Thanks. it was the FFCC guide I can't get on the tablet. If you use this scheme then you only pay a few euros to overnight at participating campsites providing you arrive late-ish and leave early-ish.

There is a free pdf file of participating campsites but my tablet is not cooperating.

G


----------



## boringfrog (Sep 22, 2006)

Grizzly said:


> boringfrog said:
> 
> 
> > Here's the link Click here
> ...


Heres the ffcc PDF here


----------



## Garcia (Mar 5, 2010)

boringfrog said:


> Are you wanting to stop a night in Troyes?


Should I not ?????
I've never been.....! But your question makes me think I should look elesewhere.....
It's just the nearest large town to where I need to go , so I thought I'd look for an aire there.....I can go anywhere....!
Garcia


----------



## Wizzo (Dec 3, 2007)

Garcia said:


> Should I not ?????
> I've never been.....! But your question makes me think I should look elesewhere.....Garcia


Its a delightful town with a lot of old half timbered buildings.

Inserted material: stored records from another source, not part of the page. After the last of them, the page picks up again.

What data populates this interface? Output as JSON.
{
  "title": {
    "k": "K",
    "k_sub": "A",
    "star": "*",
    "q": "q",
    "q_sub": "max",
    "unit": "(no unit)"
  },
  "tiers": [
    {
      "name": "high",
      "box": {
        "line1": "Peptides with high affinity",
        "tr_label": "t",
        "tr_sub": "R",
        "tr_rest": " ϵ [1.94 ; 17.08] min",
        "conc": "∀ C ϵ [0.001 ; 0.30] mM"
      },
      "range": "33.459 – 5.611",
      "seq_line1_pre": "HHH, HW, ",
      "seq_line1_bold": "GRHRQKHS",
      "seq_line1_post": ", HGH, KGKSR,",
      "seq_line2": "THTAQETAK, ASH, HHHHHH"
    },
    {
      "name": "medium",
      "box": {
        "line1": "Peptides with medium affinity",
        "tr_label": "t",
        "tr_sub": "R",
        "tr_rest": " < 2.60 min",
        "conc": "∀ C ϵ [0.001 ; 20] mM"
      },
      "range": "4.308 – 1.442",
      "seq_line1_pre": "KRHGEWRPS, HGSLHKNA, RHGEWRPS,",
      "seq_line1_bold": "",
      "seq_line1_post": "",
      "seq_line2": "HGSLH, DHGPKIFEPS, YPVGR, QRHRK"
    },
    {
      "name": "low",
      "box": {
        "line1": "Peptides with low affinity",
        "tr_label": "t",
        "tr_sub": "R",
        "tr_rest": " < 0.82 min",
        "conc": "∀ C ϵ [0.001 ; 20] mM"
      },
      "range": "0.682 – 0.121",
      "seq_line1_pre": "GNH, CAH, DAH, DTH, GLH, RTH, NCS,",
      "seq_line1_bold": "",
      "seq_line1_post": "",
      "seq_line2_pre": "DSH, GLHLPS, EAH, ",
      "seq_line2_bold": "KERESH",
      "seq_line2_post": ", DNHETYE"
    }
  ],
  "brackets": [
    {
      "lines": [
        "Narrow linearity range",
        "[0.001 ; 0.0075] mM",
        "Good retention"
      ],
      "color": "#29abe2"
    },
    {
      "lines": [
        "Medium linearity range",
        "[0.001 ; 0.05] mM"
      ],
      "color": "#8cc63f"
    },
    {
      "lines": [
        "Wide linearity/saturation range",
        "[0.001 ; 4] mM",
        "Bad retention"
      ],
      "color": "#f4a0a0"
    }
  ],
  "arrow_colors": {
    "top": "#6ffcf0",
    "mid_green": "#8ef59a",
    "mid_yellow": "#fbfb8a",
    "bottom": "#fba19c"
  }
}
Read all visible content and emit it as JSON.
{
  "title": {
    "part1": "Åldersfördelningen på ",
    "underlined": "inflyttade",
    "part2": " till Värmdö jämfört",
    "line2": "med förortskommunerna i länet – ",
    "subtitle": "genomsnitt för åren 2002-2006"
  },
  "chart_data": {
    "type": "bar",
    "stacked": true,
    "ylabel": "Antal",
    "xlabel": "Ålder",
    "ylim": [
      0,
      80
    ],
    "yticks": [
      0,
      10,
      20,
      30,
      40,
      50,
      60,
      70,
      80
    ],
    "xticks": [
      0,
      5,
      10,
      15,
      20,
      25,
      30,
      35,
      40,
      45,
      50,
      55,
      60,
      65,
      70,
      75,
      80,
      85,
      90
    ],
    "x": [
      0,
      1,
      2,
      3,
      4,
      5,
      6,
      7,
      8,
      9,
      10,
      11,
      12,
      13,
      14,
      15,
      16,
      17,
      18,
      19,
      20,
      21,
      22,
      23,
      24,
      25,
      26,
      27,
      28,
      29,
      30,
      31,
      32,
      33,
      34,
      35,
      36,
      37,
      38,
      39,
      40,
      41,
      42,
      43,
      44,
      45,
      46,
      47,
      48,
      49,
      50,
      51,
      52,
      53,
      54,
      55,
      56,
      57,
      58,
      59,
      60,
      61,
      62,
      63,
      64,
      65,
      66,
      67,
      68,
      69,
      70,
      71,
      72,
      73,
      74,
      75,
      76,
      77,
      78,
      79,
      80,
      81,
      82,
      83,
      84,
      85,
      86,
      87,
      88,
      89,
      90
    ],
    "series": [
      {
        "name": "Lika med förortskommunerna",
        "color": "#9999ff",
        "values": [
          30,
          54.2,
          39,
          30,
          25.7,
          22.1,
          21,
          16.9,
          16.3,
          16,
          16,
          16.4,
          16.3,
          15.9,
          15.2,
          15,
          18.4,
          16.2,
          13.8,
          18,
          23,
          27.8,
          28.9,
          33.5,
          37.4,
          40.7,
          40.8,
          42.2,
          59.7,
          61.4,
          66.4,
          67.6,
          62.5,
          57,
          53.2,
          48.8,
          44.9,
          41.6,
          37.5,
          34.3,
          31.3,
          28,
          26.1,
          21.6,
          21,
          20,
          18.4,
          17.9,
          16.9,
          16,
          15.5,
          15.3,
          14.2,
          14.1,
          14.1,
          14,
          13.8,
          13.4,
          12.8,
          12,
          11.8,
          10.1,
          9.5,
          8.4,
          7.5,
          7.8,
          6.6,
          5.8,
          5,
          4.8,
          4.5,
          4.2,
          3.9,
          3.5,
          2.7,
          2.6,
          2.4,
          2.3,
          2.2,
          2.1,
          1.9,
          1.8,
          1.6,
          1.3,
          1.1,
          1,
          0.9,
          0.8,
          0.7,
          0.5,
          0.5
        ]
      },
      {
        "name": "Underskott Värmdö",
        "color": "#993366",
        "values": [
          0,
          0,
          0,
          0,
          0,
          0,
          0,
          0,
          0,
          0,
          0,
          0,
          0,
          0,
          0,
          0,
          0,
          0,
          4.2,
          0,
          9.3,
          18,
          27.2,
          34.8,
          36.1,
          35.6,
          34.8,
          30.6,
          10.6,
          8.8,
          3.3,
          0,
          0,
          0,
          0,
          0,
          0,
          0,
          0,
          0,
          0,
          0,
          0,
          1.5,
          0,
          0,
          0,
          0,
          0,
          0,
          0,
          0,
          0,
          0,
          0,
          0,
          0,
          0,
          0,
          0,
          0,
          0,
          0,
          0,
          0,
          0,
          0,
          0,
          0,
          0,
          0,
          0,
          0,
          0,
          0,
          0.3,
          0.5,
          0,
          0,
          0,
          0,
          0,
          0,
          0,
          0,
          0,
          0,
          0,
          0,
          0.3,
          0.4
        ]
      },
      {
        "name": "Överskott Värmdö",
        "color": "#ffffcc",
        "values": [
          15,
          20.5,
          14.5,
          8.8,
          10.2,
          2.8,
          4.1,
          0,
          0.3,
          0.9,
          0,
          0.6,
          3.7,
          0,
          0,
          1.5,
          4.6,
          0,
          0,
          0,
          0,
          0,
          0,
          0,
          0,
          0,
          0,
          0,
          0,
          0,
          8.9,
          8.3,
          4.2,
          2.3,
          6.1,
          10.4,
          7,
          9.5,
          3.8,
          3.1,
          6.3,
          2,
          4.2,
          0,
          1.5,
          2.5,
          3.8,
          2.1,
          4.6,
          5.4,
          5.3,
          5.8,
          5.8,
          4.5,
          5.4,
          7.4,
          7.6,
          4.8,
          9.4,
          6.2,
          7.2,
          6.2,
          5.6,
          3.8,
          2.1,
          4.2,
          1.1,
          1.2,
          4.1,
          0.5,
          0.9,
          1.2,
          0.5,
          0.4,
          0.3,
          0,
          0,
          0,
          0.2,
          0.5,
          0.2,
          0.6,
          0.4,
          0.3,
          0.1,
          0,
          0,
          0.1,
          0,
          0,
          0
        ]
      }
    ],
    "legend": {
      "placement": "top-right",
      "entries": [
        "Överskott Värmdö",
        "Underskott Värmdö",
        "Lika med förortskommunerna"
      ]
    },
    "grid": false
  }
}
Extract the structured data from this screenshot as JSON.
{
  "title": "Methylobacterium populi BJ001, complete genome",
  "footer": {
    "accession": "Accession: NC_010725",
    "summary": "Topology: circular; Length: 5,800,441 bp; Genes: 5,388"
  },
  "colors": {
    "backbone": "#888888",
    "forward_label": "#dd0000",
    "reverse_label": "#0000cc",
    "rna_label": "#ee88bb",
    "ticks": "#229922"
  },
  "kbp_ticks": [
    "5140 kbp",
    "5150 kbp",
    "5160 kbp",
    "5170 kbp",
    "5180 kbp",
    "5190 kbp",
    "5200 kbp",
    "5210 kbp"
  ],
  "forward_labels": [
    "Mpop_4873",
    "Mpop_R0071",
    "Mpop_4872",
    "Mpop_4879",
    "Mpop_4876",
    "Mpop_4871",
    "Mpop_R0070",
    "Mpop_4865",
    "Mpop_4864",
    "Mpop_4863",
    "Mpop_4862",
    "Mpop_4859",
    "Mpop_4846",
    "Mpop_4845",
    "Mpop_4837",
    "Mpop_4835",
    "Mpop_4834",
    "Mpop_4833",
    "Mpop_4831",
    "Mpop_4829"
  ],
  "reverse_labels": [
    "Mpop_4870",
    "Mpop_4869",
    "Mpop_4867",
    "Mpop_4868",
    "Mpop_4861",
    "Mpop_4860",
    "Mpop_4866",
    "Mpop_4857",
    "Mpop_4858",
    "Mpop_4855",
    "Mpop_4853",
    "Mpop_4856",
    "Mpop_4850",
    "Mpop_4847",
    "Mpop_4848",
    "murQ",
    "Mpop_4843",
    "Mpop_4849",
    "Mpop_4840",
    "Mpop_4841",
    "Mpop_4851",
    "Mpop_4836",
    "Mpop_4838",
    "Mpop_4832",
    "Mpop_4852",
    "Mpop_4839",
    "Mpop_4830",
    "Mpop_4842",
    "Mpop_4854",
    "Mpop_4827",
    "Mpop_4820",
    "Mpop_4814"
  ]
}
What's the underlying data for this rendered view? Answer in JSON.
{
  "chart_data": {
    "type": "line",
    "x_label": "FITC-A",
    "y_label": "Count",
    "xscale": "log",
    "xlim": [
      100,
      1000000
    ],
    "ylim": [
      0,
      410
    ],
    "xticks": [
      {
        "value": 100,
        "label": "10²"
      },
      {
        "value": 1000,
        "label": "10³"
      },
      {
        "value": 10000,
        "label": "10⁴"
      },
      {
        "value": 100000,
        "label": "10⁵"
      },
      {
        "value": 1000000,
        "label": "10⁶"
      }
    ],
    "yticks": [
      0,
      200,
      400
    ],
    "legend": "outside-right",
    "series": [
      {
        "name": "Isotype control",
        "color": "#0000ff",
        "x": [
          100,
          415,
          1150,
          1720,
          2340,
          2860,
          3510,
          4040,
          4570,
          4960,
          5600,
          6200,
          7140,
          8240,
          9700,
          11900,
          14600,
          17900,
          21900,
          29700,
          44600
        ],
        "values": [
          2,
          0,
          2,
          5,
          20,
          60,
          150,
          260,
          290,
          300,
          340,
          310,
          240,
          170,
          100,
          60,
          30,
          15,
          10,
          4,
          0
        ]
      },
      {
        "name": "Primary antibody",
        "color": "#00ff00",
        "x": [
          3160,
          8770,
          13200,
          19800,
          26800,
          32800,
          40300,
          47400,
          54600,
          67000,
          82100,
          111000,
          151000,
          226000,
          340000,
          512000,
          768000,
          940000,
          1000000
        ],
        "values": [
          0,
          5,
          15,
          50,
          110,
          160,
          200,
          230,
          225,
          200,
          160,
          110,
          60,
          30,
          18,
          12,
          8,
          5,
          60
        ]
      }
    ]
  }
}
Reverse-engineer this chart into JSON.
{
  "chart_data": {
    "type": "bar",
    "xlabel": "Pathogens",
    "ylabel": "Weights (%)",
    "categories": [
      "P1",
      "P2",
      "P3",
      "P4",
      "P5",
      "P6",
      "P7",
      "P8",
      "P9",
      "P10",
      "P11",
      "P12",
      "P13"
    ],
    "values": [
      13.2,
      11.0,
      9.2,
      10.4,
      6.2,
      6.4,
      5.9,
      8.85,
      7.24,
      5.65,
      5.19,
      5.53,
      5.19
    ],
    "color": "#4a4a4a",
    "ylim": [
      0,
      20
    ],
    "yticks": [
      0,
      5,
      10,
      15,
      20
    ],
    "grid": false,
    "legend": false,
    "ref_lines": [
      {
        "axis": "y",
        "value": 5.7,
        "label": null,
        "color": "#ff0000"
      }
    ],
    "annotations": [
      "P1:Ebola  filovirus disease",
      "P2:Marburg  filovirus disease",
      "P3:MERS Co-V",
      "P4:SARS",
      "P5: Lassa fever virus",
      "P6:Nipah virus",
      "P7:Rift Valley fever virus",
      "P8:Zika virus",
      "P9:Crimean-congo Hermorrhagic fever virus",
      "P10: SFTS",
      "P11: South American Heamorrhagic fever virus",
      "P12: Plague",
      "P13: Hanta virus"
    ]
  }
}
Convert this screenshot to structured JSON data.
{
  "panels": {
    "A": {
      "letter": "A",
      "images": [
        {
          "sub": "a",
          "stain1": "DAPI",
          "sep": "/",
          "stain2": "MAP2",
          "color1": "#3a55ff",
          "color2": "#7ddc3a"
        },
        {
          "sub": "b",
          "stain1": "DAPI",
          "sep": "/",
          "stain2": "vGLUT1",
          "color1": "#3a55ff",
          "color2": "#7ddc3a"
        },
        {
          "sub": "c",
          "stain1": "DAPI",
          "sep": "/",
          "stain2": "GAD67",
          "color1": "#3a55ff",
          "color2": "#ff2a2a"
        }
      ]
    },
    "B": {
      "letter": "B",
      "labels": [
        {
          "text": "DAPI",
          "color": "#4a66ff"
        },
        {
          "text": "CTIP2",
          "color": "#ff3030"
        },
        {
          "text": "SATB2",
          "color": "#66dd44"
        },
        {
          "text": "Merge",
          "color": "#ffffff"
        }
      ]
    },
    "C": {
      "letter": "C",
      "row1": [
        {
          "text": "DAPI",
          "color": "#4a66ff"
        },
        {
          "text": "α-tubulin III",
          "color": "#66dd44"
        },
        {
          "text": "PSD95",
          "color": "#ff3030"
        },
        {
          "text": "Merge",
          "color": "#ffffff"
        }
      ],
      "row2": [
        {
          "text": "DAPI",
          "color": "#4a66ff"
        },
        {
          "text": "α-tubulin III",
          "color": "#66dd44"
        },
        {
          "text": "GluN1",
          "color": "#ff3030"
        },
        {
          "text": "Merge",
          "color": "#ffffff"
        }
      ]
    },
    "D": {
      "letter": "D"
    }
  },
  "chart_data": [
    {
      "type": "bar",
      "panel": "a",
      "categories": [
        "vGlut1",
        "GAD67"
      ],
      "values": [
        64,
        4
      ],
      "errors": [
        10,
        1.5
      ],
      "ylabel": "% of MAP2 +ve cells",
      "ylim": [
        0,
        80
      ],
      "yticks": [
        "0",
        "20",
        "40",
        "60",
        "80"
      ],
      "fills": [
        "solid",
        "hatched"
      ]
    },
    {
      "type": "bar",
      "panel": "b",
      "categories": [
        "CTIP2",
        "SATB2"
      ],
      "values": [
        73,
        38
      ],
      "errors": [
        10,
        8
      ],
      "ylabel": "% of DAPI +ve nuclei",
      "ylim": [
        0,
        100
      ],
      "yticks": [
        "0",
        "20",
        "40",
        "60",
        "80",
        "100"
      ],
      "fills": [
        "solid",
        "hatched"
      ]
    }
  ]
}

The municipal site is right next to the town but is relatively expensive. I think we paid €21 a night and it was not summer season, it would have been late September, maybe even early October.

JohnW


----------



## ChrisandJohn (Feb 3, 2008)

To the East there's an ACSI campsite (No 1458) at Geraudot Plage on Lac D'Orient which is open all year.

To the North West, but quite a bit further, there a great aire at Provins.


Chris


----------